The concert was at Christmastime in an old church. Candles, stained glass, and the first song was so beautiful I could actually feel it passing through my body, slowing my heart beat, relaxing my soul – one of those rare moments when all is calm, all is bright.

After the last chord from the organ, the sound was just echoing through us. We were holding our breath, savoring the reverb. And then, in that gorgeous stillness, we heard: ARRHH-ARRHH-ARRHH.

From the street outside, a car alarm – a blaring, old-school car alarm. The audience laughed and the organist played on, but in the quiet movements, you could still hear it. We sang a carol; there it was: it wasn’t stopping till it drained the car-battery. The music was glorious, but that alarm clashed hard.

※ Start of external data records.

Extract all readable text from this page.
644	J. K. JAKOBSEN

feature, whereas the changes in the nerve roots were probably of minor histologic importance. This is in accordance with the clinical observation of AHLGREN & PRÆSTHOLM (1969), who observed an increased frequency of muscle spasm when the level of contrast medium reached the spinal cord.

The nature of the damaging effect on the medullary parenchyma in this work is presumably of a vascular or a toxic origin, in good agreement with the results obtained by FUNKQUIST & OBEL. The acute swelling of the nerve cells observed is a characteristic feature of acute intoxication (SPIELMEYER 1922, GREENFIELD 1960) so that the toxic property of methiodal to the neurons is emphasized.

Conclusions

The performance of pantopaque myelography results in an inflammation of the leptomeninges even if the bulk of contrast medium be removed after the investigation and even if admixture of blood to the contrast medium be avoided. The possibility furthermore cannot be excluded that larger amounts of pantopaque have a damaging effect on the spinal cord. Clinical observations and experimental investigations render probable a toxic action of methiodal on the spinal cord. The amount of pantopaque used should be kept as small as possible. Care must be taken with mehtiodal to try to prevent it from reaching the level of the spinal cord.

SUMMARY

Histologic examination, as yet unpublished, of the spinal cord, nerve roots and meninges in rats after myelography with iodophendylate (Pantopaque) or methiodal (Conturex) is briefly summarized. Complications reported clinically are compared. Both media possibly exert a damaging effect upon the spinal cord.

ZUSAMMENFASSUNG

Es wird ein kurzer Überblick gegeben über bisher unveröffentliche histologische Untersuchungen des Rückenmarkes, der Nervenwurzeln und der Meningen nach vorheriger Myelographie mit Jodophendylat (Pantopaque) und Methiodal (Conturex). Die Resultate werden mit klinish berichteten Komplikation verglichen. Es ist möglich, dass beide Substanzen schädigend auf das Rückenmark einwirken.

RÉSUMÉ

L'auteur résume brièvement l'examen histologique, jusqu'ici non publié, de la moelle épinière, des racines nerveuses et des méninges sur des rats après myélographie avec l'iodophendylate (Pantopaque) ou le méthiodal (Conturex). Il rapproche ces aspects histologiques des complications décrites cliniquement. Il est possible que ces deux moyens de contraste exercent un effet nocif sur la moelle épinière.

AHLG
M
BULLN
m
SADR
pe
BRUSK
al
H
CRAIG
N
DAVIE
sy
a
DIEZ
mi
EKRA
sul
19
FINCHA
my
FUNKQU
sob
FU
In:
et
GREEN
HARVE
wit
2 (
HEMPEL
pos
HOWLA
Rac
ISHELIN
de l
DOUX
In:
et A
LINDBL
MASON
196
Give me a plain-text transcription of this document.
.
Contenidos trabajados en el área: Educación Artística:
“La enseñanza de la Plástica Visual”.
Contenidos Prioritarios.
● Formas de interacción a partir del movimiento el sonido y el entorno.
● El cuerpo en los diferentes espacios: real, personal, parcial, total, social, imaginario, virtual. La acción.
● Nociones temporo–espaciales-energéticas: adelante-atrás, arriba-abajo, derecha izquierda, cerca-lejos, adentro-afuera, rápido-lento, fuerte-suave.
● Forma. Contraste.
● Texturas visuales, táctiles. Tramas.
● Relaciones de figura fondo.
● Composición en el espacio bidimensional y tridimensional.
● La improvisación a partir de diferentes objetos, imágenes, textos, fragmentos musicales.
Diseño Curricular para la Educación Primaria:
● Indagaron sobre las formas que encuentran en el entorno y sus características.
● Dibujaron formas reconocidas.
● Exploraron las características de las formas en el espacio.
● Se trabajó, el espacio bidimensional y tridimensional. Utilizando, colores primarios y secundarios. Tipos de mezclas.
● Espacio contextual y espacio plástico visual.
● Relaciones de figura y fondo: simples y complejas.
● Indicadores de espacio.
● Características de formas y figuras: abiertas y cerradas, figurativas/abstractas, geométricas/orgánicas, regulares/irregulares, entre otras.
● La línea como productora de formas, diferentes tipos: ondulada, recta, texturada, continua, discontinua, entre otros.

For me, Christmas is the most wonderful time of the year. School nativities and human cheer, searching for stars in a midnight clear. So I’m thrilled that we’re switching on Radio2 Christmas today. Come on, Mariah! All I want for Christmas is you.

But amidst all that joy and cheer, alarms are still sounding: children in poverty, unending war. Grief, money trouble, mental health struggles. One Christmas, my own depression was so deep, I couldn’t sing a note.

And it’s tempting to drown out those alarms with festive noise, to numb ourselves and pretend we don’t hear them. But many Christmas carols invite us to do the exact opposite: to tune our ears to the suffering, to remember peace and kindness aren’t just feelings – they’re a way of life.

In the Bible, those alarms? They’re called prophets. They cry out for justice because none of us are okay until we all are.

At the end of that concert, the organist sat down for an encore. We waited, in silence—well, except for ARRHH-ARRHH-ARRHH. But the organist listened to that alarm – and then he wove it into something extraordinary. He improvised a whole new song around it, adding harmony and transforming it into something strangely-beautiful.

This season, Radio2 family, can we do the same? And try to hold the joy and pain together, the discord of the world and the harmony, so we can really hear that promised miracle song: O Holy Night, when every soul feels it worth – and all oppression shall cease.